Autoworld.com.my (also known as AW) is a Malaysia-based automotive web portal operated by Autoworld.com.my Sdn. Bhd., a wholly owned subsidiary of job portal JobStreet.com.

It should not be confused, however, with Autoworld, which is a Malaysia-based Chinese language printed magazine, nor should it be confused with Autoworld.com, a US-based website of similar function.

It originally started off in 1999 as a web trading platform for the buying and selling of cars (and it is still the main focus now in 2009 and after) before evolving to incorporate more sections in its website. Currently, AW consists of an emzine, blog, forum, buy/sell sections for cars and parts, and also direct links to contacts with advertising dealers.

==History==
Web development for AW started in 1998 by K.S. Wei and Richard Tan, owners of Lelong.com.my, a Malaysian auction website in the vein of eBay.
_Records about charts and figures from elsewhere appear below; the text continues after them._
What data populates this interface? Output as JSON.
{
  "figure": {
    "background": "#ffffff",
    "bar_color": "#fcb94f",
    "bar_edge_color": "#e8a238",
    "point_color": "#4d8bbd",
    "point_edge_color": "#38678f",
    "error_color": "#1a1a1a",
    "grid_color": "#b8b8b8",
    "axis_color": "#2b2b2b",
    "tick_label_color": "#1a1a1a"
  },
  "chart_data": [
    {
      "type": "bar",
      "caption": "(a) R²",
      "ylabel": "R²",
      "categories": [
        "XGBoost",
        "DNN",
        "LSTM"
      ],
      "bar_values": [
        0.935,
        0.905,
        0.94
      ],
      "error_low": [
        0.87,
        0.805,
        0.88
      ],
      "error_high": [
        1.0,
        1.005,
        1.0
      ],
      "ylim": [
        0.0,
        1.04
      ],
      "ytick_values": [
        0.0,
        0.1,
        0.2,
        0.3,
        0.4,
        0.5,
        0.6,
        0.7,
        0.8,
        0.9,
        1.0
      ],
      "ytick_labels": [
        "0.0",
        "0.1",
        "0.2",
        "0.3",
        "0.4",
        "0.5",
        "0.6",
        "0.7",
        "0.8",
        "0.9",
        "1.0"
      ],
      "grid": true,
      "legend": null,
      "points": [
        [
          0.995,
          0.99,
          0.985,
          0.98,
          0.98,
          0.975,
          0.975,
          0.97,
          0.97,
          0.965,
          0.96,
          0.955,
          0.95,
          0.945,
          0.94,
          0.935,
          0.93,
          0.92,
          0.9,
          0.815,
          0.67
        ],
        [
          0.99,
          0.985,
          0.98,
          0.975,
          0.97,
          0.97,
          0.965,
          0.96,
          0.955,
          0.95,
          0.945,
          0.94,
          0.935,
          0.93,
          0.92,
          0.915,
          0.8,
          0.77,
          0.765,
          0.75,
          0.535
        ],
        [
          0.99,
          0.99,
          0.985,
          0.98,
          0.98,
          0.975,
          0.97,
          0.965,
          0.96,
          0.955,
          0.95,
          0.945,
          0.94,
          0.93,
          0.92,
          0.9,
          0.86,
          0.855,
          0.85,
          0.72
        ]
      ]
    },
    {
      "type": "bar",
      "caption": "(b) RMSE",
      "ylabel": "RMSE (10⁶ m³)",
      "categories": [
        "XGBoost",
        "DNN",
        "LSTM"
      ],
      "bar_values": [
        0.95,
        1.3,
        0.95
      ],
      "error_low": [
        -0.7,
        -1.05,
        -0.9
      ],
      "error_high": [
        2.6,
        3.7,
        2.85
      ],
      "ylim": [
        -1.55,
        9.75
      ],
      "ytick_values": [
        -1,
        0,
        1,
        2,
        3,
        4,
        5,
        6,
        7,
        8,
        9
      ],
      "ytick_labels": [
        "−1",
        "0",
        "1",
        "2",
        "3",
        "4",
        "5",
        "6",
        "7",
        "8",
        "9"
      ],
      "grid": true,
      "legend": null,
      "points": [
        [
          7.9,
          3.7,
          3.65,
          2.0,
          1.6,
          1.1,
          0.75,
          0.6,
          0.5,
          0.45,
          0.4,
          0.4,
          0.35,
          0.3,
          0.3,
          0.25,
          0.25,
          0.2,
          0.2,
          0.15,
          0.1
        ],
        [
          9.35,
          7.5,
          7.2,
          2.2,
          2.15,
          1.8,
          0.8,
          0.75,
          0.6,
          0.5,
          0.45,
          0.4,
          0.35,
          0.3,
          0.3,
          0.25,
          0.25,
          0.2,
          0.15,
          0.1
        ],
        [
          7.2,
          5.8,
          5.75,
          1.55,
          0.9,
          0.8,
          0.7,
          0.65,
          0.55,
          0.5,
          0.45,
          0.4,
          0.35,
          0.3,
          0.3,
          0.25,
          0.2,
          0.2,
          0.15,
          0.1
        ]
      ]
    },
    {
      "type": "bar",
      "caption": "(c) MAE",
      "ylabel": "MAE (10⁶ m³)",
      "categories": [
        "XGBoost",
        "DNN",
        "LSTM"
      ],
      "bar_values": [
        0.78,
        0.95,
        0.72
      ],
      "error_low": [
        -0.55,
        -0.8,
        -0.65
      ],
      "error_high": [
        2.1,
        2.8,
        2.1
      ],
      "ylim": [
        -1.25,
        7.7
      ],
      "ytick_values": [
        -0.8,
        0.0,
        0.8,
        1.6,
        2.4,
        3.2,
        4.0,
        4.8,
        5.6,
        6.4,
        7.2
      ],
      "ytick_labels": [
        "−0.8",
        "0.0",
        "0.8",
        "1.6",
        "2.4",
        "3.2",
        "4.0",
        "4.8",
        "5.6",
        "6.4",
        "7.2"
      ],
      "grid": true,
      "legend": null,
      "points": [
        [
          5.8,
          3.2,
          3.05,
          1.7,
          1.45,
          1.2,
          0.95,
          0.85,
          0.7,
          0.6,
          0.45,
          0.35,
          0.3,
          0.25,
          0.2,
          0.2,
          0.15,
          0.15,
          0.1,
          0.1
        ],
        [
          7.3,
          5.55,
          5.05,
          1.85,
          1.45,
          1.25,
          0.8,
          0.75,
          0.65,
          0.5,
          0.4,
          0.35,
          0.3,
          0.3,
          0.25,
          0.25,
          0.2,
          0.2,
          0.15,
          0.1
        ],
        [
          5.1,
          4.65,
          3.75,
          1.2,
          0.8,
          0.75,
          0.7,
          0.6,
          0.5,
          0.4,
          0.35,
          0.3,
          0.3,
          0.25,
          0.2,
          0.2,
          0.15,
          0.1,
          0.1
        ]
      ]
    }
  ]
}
The website was eventually launched on 9 Nov 1999 by Malaysia's Minister of Energy, Water and Communications at the time, Amar Leo Moggie.

Initially, AW was wholly owned by Interbase Resources Sdn Bhd, the owners of the aforementioned Lelong.com.my. However, by launch time, Interbase has retained only 49% of the website's ownership, with the now defunct Heritage Vest owning the remaining 51%.
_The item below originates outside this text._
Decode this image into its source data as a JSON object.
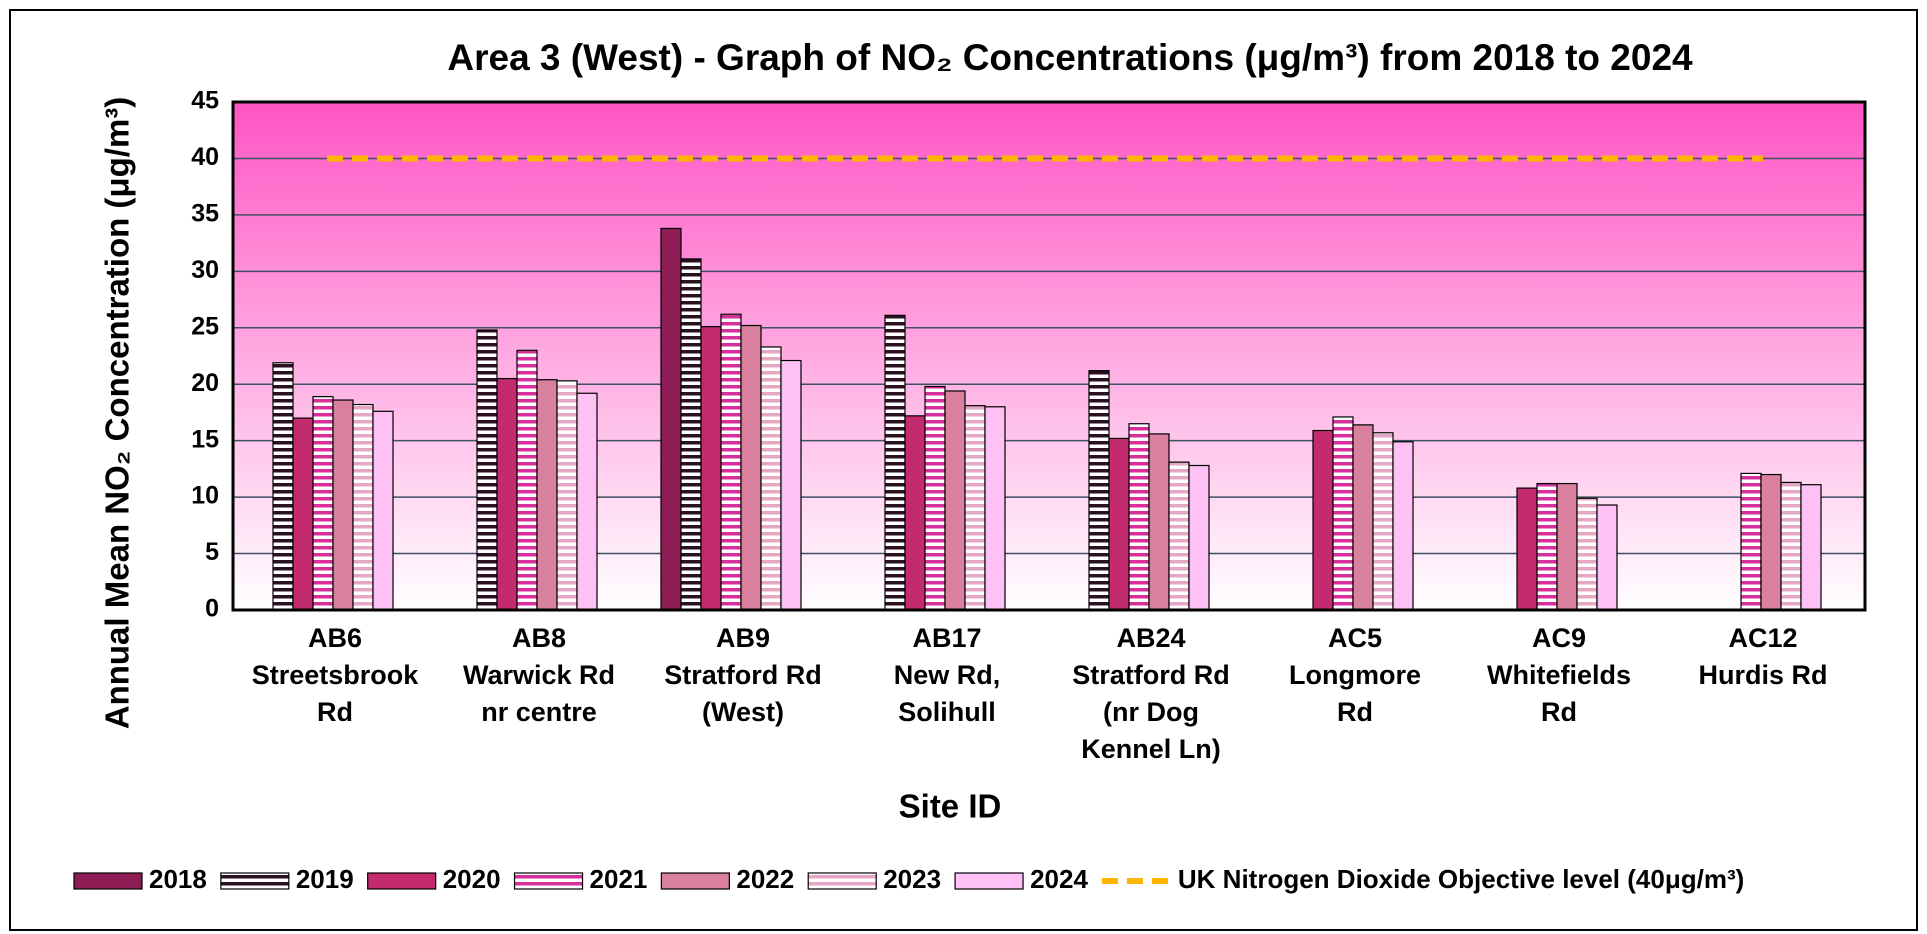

In 2001, AW became a wholly owned subsidiary of Heritage Vest's parent company Hong Leong Credit. Under Hong Leong's ownership, AW soared to great readership heights, especially in late 2003, when a user posted leaked photos Proton Gen.2 months ahead of its launch. The incident was hugely controversial, but it directly led to a multiple-fold increase of traffic going into the website.

Since then, however, readership has been on a decline, in the wake of emergence of alternative automotive websites coupled with the fact that the website is left to auto-pilot, surviving mainly on user generated contents since 2004 (after half the team was slashed to keep cost low) while the Hong Leong management go on an active lookout for a buyer.

In 2008, Hong Leong finally offloaded AW to Jobstreet.com's wholly owned subsidiary, Autoworld.com.my Sdn. Bhd., who assumed complete ownership of the website.

==Editorial==
Malaysian auto journalist Chips Yap was hired as Autoworld.com.my's editor in year 2000. He remained as editor until 2004, when he left to help start rival website Motor Trader, and was replaced by the aforementioned YS Khong, who still remains as the website's editor today.

One such member, initially known as TheGunner whom was later revealed to be Kon Wai Luen, a then recent engineering graduate, joined the writing team in late 2008, and has been actively contributing content for a period until mid 2010s. Other content contributors include Chan Eu Jin, drexchan, tedtarg, jimijamison and jaime. Chan Eu Jin is said to be the former president and founder of V-Sixers Club – a reputable owners' club for the Proton Perdana V6 formed in 2001, while drexchan is co-owner of a business specializing in performance parts and accessories.

==Controversy==
Shortly prior to its launch in 2004, pictures of the Proton Gen.2, then known as the Wira Replacement Model (WRM) was leaked into the internet, first appearing in Autoworld.com.my's photo section, uploaded by a registered user. The incident saw Proton lodge a police report to investigate the leak, resulting in then-editor Chips Yap and some Autoworld staff being summoned to record statements in the Ibu Pejabat Polis Kontinjen Kuala Lumpur . Autoworld cooperated and provided some relevant details to the Royal Malaysian Police that leads to the actual person posting the pictures. However, despite all that trouble, that incident saw a surge in Autoworld's readership, to heights it has yet to recapture.

In November 2007, Autoworld was once again subject to investigation by authorities, this time by the Malaysian Communications and Multimedia Commission (MCMC) after members of its forum wrote sensitive comments regarding Proton and Islamic cars. Early 2009, the website was defaced by a group of hackers who managed to find some loopholes in the website.

Autoworld's forums played a role in the recovery of former editor Chips Yap’s Ford Escape, which was stolen from his apartment's parking lot. Then still AW's editor, he posted a description of his car on the forum section, which led to a forum member spotting it on the road. Current editor YS Khong also had his car, a Proton Putra, stolen in his tenure as Autoworld's editor. Like Yap's however, his car too was recovered, but by the Royal Malaysian Police.